Ant Group Co. incurred a steeper profit decline in the three months ended in June, as the fintech giant molds itself to appease Chinese regulators.
The Hangzhou-based company contributed 2.4 billion yuan ($335 million) to Alibaba Group Holding Ltd.'s earnings, a filing showed Thursday. Based on Alibaba's one-third stake in Ant, that translates to an estimated 7.3 billion yuan of profit for Ant's June quarter, down 63% from a year earlier. Ant's earnings, which lag a quarter behind Alibaba's, were partly hurt by a drop in the value of its investments.

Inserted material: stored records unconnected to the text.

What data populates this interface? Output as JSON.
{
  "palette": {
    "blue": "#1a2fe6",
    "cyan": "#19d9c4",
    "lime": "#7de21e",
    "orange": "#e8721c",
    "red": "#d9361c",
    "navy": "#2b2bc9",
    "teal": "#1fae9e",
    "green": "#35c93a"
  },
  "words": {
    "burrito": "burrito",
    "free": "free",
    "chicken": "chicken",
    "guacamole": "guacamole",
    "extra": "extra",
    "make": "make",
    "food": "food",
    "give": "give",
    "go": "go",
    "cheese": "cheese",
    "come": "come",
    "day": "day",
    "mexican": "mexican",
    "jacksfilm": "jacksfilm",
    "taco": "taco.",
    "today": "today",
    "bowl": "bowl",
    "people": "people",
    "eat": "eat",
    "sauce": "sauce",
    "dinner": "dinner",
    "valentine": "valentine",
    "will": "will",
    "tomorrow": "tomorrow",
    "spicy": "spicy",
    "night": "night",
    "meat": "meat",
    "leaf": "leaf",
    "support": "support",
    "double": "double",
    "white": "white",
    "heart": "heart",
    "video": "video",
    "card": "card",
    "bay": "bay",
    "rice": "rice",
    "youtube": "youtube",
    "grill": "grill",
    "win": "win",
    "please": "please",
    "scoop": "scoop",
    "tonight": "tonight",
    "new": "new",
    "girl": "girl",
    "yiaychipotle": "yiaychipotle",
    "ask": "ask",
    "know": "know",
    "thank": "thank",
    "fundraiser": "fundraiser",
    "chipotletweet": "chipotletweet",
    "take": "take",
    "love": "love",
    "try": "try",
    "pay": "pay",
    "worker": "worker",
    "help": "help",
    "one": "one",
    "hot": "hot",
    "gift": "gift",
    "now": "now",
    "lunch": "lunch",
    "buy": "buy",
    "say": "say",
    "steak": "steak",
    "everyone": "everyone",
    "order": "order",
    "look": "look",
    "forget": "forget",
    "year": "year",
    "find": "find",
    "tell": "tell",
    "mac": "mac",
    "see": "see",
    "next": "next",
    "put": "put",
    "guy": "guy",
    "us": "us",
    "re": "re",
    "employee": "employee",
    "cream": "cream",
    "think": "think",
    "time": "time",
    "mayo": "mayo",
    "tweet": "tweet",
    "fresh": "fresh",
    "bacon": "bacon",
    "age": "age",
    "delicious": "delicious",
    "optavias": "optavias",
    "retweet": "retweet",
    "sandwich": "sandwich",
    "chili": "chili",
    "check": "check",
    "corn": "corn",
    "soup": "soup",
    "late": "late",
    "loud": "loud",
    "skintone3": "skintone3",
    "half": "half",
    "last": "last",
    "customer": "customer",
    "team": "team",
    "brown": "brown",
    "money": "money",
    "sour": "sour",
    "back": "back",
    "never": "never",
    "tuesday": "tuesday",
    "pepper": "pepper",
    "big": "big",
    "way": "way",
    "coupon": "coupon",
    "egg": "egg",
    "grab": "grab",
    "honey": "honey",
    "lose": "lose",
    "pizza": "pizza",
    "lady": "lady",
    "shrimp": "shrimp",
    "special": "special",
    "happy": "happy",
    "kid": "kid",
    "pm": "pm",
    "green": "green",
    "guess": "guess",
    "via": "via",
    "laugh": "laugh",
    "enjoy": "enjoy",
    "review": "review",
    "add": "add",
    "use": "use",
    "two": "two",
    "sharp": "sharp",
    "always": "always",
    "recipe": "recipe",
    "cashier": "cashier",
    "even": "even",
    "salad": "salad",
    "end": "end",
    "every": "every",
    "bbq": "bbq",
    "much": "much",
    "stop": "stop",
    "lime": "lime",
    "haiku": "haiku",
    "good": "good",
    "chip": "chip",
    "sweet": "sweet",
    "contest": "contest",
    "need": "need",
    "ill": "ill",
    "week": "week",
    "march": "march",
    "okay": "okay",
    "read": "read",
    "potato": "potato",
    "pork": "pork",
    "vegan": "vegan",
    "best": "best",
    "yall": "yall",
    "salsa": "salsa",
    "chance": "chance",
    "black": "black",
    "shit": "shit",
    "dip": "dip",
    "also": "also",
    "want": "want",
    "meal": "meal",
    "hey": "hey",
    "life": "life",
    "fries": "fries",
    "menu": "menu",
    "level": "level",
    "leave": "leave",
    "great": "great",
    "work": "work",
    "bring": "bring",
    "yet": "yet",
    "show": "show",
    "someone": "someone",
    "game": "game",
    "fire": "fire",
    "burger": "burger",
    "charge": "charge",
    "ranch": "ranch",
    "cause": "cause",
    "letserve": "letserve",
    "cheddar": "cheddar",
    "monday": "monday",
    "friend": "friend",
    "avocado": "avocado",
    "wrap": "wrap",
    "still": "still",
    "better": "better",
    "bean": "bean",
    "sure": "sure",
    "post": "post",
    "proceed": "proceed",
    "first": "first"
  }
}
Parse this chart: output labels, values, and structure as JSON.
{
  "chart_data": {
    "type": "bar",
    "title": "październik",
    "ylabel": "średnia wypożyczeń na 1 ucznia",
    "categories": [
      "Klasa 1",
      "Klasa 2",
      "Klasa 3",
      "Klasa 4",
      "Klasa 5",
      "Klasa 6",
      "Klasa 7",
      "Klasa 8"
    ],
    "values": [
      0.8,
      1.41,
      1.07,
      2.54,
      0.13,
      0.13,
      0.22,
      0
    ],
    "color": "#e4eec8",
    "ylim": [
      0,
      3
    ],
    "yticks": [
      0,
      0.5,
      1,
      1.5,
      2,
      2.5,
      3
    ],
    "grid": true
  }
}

Representatives with Ant declined to comment.
The fintech business controlled by billionaire Jack Ma has been expanding in Southeast Asia while seeking to become a financial holding company at home. Ant has been restructuring its operations, including beefing up capital, curbing consumer lending and shuffling management.
Its consumer finance unit is raising 10.5 billion yuan in a scaled-down capital boost from investors after China Cinda Asset Management Co. unexpectedly backed out of its investment plan this year.
A subsidiary of Sunny Optical Technology Group Co. will take 1.1 billion yuan of Chongqing Ant Consumer Finance Co.'s capital, for a 6% stake. Jiangsu Yuyue Medical Equipment & Supply Co. plans to add 524 million yuan, taking a 4.99% stake. Ant Group will contribute 5.25 billion yuan to retain its 50% holding, while a group of other backers are also investing. The investment proposal is still pending regulatory approval.
In a filing in July, Alibaba reiterated that Ma “intends to reduce and thereafter limit his direct and indirect economic interest in Ant Group over time” to a percentage that doesn't exceed 8.8%.